In part 1 of this post I made the point that CPI type indices which are typically used as proxies for inflation tend to understate the true rate of inflation. If inflation is understated this has a number of potentially significant implications for investors and for personal finance more generally. From a personal finance perspective, underestimating the rate of inflation on your future expenses can result in a significant underestimation of those future expenses. Try calculating the difference between household expenses growing at 4% pa compared to 3% pa over a period of 30 years.
Understating the true rate of inflation also has implications for investments. Bonds and deposits will be overpriced as a result. Inflation indexed annuities and bonds will also be overpriced. All of these instruments will show real rates of return lower than expected. Given that the nominal rate of return in bonds and deposits is very low already, the real rate will be even lower. In many countries it will be negative.
Equities I am less sure about. History suggests that equities are a better investment that bonds in times of inflation. However, pricing is often at least partly done on a comparative basis. If bonds are overpriced this may suggest that equity prices have also benefited from that mispricing as well. Similar arguments can be made in favour of real estate and commodities and just about any asset class.

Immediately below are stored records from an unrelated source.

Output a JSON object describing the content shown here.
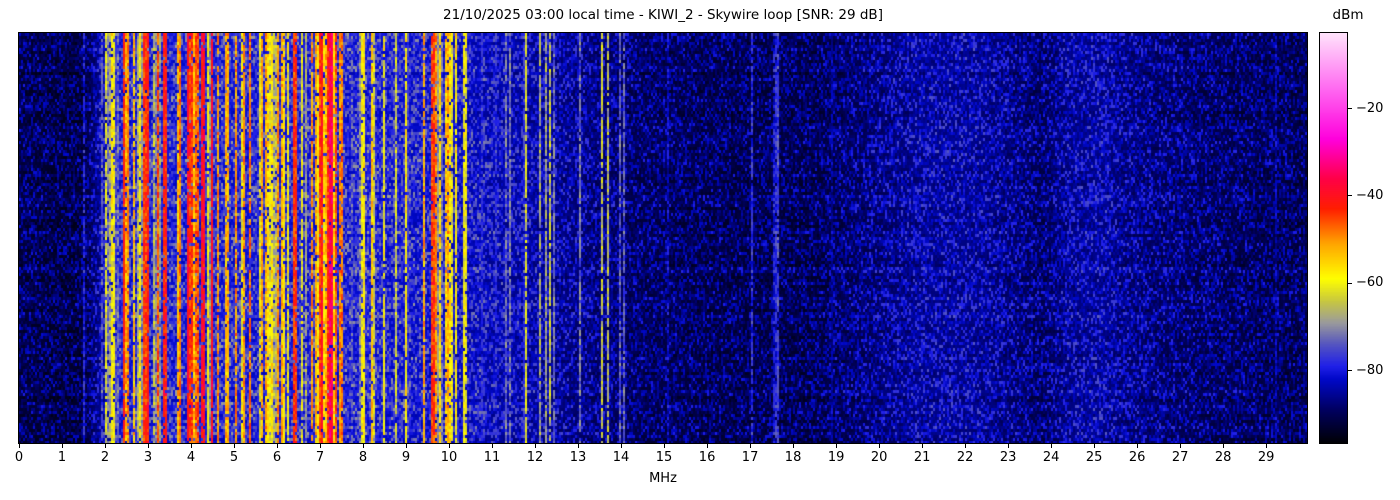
{
  "title": "21/10/2025 03:00 local time - KIWI_2 - Skywire loop [SNR: 29 dB]",
  "station": "KIWI_2",
  "antenna": "Skywire loop",
  "datetime_local": "21/10/2025 03:00",
  "snr_db": 29,
  "xlabel": "MHz",
  "xaxis": {
    "min": 0,
    "max": 29.95,
    "ticks": [
      0,
      1,
      2,
      3,
      4,
      5,
      6,
      7,
      8,
      9,
      10,
      11,
      12,
      13,
      14,
      15,
      16,
      17,
      18,
      19,
      20,
      21,
      22,
      23,
      24,
      25,
      26,
      27,
      28,
      29
    ]
  },
  "colorbar": {
    "label": "dBm",
    "vmin": -96.7,
    "vmax": -2.8,
    "ticks": [
      {
        "value": -20,
        "label": "−20"
      },
      {
        "value": -40,
        "label": "−40"
      },
      {
        "value": -60,
        "label": "−60"
      },
      {
        "value": -80,
        "label": "−80"
      }
    ]
  },
  "chart_data": {
    "type": "heatmap",
    "subtype": "rf-spectrogram-waterfall",
    "title": "21/10/2025 03:00 local time - KIWI_2 - Skywire loop [SNR: 29 dB]",
    "xlabel": "MHz",
    "ylabel": "",
    "x_range_mhz": [
      0,
      29.95
    ],
    "x_ticks_mhz": [
      0,
      1,
      2,
      3,
      4,
      5,
      6,
      7,
      8,
      9,
      10,
      11,
      12,
      13,
      14,
      15,
      16,
      17,
      18,
      19,
      20,
      21,
      22,
      23,
      24,
      25,
      26,
      27,
      28,
      29
    ],
    "y_axis": {
      "meaning": "time (no ticks shown)",
      "ticks": []
    },
    "value_unit": "dBm",
    "value_range_dbm": [
      -96.7,
      -2.8
    ],
    "colorbar_ticks_dbm": [
      -20,
      -40,
      -60,
      -80
    ],
    "legend": "none",
    "grid": "off",
    "colormap_stops": [
      {
        "v": -97,
        "c": "#000000"
      },
      {
        "v": -89,
        "c": "#000060"
      },
      {
        "v": -82,
        "c": "#0008c8"
      },
      {
        "v": -79,
        "c": "#2020e8"
      },
      {
        "v": -74,
        "c": "#5555c0"
      },
      {
        "v": -69,
        "c": "#9b9b9b"
      },
      {
        "v": -64,
        "c": "#c9c93e"
      },
      {
        "v": -59,
        "c": "#ffff00"
      },
      {
        "v": -51,
        "c": "#ffa500"
      },
      {
        "v": -43,
        "c": "#ff1e00"
      },
      {
        "v": -36,
        "c": "#ff0048"
      },
      {
        "v": -27,
        "c": "#ff00dc"
      },
      {
        "v": -16,
        "c": "#ff64f0"
      },
      {
        "v": -3,
        "c": "#ffe1fb"
      }
    ],
    "noise_floor_dbm_vs_mhz": [
      [
        0,
        -91
      ],
      [
        0.8,
        -92
      ],
      [
        1.5,
        -92
      ],
      [
        1.9,
        -85
      ],
      [
        2.3,
        -80
      ],
      [
        8.3,
        -80
      ],
      [
        9.3,
        -81
      ],
      [
        10.3,
        -82
      ],
      [
        11.5,
        -84
      ],
      [
        12.5,
        -86
      ],
      [
        13.5,
        -88
      ],
      [
        14.5,
        -90
      ],
      [
        16,
        -91
      ],
      [
        18.5,
        -91
      ],
      [
        19.5,
        -89
      ],
      [
        20.3,
        -87
      ],
      [
        21,
        -85.5
      ],
      [
        22.3,
        -85.5
      ],
      [
        23.2,
        -88
      ],
      [
        23.8,
        -89.5
      ],
      [
        24.4,
        -86
      ],
      [
        25.1,
        -85
      ],
      [
        25.7,
        -87
      ],
      [
        26.5,
        -88.5
      ],
      [
        28,
        -90
      ],
      [
        29.95,
        -91
      ]
    ],
    "busy_bands": [
      {
        "f0": 1.5,
        "f1": 1.85,
        "density": 0.18,
        "lmin": -80,
        "lmax": -68
      },
      {
        "f0": 1.85,
        "f1": 2.35,
        "density": 0.3,
        "lmin": -78,
        "lmax": -58
      },
      {
        "f0": 2.35,
        "f1": 3.1,
        "density": 0.58,
        "lmin": -72,
        "lmax": -40
      },
      {
        "f0": 3.1,
        "f1": 3.55,
        "density": 0.42,
        "lmin": -74,
        "lmax": -50
      },
      {
        "f0": 3.55,
        "f1": 4.65,
        "density": 0.6,
        "lmin": -70,
        "lmax": -38
      },
      {
        "f0": 4.65,
        "f1": 5.15,
        "density": 0.38,
        "lmin": -74,
        "lmax": -52
      },
      {
        "f0": 5.15,
        "f1": 5.6,
        "density": 0.52,
        "lmin": -70,
        "lmax": -46
      },
      {
        "f0": 5.6,
        "f1": 6.45,
        "density": 0.62,
        "lmin": -66,
        "lmax": -48
      },
      {
        "f0": 6.45,
        "f1": 6.95,
        "density": 0.4,
        "lmin": -74,
        "lmax": -50
      },
      {
        "f0": 6.95,
        "f1": 7.55,
        "density": 0.58,
        "lmin": -68,
        "lmax": -40
      },
      {
        "f0": 7.55,
        "f1": 8.35,
        "density": 0.36,
        "lmin": -76,
        "lmax": -54
      },
      {
        "f0": 8.35,
        "f1": 9.3,
        "density": 0.17,
        "lmin": -78,
        "lmax": -58
      },
      {
        "f0": 9.3,
        "f1": 10.45,
        "density": 0.36,
        "lmin": -74,
        "lmax": -46
      },
      {
        "f0": 10.45,
        "f1": 11.55,
        "density": 0.15,
        "lmin": -80,
        "lmax": -66
      },
      {
        "f0": 11.55,
        "f1": 12.3,
        "density": 0.17,
        "lmin": -78,
        "lmax": -62
      },
      {
        "f0": 12.3,
        "f1": 14.2,
        "density": 0.08,
        "lmin": -80,
        "lmax": -64
      },
      {
        "f0": 14.2,
        "f1": 19.0,
        "density": 0.02,
        "lmin": -86,
        "lmax": -78
      },
      {
        "f0": 19.0,
        "f1": 29.95,
        "density": 0.012,
        "lmin": -87,
        "lmax": -80
      }
    ],
    "carriers": [
      {
        "f": 2.0,
        "dbm": -62
      },
      {
        "f": 2.5,
        "dbm": -50
      },
      {
        "f": 2.65,
        "dbm": -54
      },
      {
        "f": 2.88,
        "dbm": -44
      },
      {
        "f": 3.2,
        "dbm": -46
      },
      {
        "f": 3.33,
        "dbm": -42
      },
      {
        "f": 3.7,
        "dbm": -48
      },
      {
        "f": 3.9,
        "dbm": -44
      },
      {
        "f": 4.25,
        "dbm": -40
      },
      {
        "f": 4.47,
        "dbm": -46
      },
      {
        "f": 4.85,
        "dbm": -52
      },
      {
        "f": 5.0,
        "dbm": -50
      },
      {
        "f": 5.35,
        "dbm": -48
      },
      {
        "f": 5.73,
        "dbm": -52
      },
      {
        "f": 6.1,
        "dbm": -52
      },
      {
        "f": 6.35,
        "dbm": -44
      },
      {
        "f": 6.8,
        "dbm": -50
      },
      {
        "f": 7.2,
        "dbm": -36
      },
      {
        "f": 7.33,
        "dbm": -46
      },
      {
        "f": 7.5,
        "dbm": -52
      },
      {
        "f": 8.0,
        "dbm": -58
      },
      {
        "f": 8.45,
        "dbm": -60
      },
      {
        "f": 8.97,
        "dbm": -58
      },
      {
        "f": 9.41,
        "dbm": -52
      },
      {
        "f": 9.58,
        "dbm": -44
      },
      {
        "f": 9.66,
        "dbm": -50
      },
      {
        "f": 9.77,
        "dbm": -56
      },
      {
        "f": 9.9,
        "dbm": -54
      },
      {
        "f": 10.0,
        "dbm": -56
      },
      {
        "f": 10.14,
        "dbm": -58
      },
      {
        "f": 11.4,
        "dbm": -72
      },
      {
        "f": 11.77,
        "dbm": -62
      },
      {
        "f": 12.1,
        "dbm": -68
      },
      {
        "f": 12.41,
        "dbm": -72
      },
      {
        "f": 13.0,
        "dbm": -72
      },
      {
        "f": 13.55,
        "dbm": -64
      },
      {
        "f": 13.69,
        "dbm": -66
      },
      {
        "f": 14.05,
        "dbm": -74
      },
      {
        "f": 17.0,
        "dbm": -78
      },
      {
        "f": 17.62,
        "dbm": -76
      }
    ]
  }
}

Debt is under priced. In Hong Kong we have negative real interest rates already. An upward restatement of the rate of inflation would increase the size of the negative margin.

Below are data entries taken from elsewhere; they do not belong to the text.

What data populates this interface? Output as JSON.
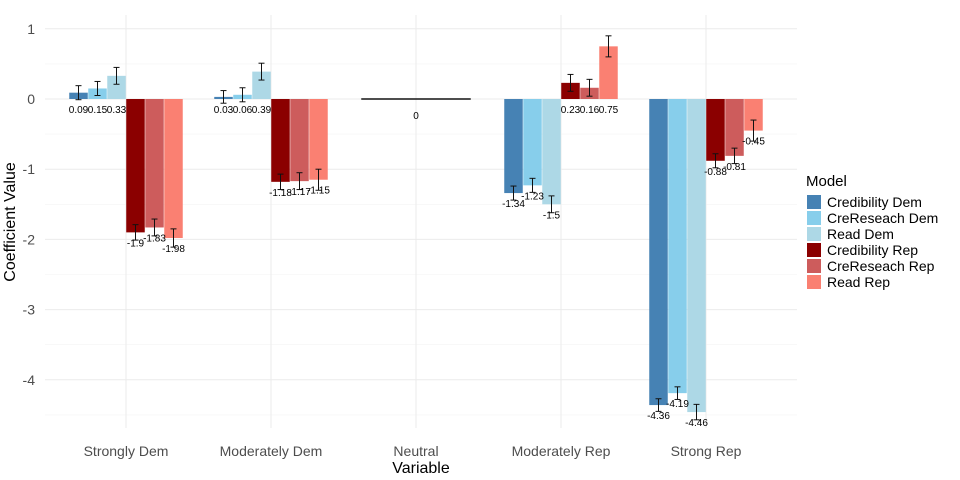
{
  "chart_data": {
    "type": "bar",
    "title": "",
    "xlabel": "Variable",
    "ylabel": "Coefficient Value",
    "categories": [
      "Strongly Dem",
      "Moderately Dem",
      "Neutral",
      "Moderately Rep",
      "Strong Rep"
    ],
    "ylim": [
      -4.7,
      1.05
    ],
    "yticks": [
      1,
      0,
      -1,
      -2,
      -3,
      -4
    ],
    "grid": true,
    "legend": {
      "title": "Model",
      "position": "right"
    },
    "series": [
      {
        "name": "Credibility Dem",
        "color": "#4682b4",
        "values": [
          0.09,
          0.03,
          0,
          -1.34,
          -4.36
        ],
        "labels": [
          "0.09",
          "0.03",
          "0",
          "-1.34",
          "-4.36"
        ],
        "err": [
          0.1,
          0.09,
          0,
          0.1,
          0.09
        ]
      },
      {
        "name": "CreReseach Dem",
        "color": "#87ceeb",
        "values": [
          0.15,
          0.06,
          null,
          -1.23,
          -4.19
        ],
        "labels": [
          "0.15",
          "0.06",
          "",
          "-1.23",
          "-4.19"
        ],
        "err": [
          0.1,
          0.1,
          0,
          0.1,
          0.09
        ]
      },
      {
        "name": "Read Dem",
        "color": "#add8e6",
        "values": [
          0.33,
          0.39,
          null,
          -1.5,
          -4.46
        ],
        "labels": [
          "0.33",
          "0.39",
          "",
          "-1.5",
          "-4.46"
        ],
        "err": [
          0.12,
          0.12,
          0,
          0.12,
          0.11
        ]
      },
      {
        "name": "Credibility Rep",
        "color": "#8b0000",
        "values": [
          -1.9,
          -1.18,
          null,
          0.23,
          -0.88
        ],
        "labels": [
          "-1.9",
          "-1.18",
          "",
          "0.23",
          "-0.88"
        ],
        "err": [
          0.11,
          0.11,
          0,
          0.12,
          0.1
        ]
      },
      {
        "name": "CreReseach Rep",
        "color": "#cd5c5c",
        "values": [
          -1.83,
          -1.17,
          null,
          0.16,
          -0.81
        ],
        "labels": [
          "-1.83",
          "-1.17",
          "",
          "0.16",
          "-0.81"
        ],
        "err": [
          0.12,
          0.12,
          0,
          0.12,
          0.11
        ]
      },
      {
        "name": "Read Rep",
        "color": "#fa8072",
        "values": [
          -1.98,
          -1.15,
          null,
          0.75,
          -0.45
        ],
        "labels": [
          "-1.98",
          "-1.15",
          "",
          "0.75",
          "-0.45"
        ],
        "err": [
          0.13,
          0.15,
          0,
          0.15,
          0.15
        ]
      }
    ]
  }
}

While I do not expect governments to restate inflation numbers any time soon as they need to (i) inflate their way out of massive deficits and debt levels and (ii) do so while managing inflation expectations, growing awareness of how unreliable and inaccurate CPI indices are has the potential to cause changes in the way people invest. Hard assets such as real estate, commodities and collectibles will become more in demand. People will become more reluctant to hold assets that do not at least have the potential to keep pace with inflation.
The biggest question of all is whether central banks will keep interest rates low in an attempt to stave of a recession or raise interest rates to try and cool inflationary pressure (which they are creating by inflating the money supply). My betting is largely on the former (at least until we see signs of an economic recovery). If this is right, then using debt to invest in assets such as real estate and equities is a logical investment strategy.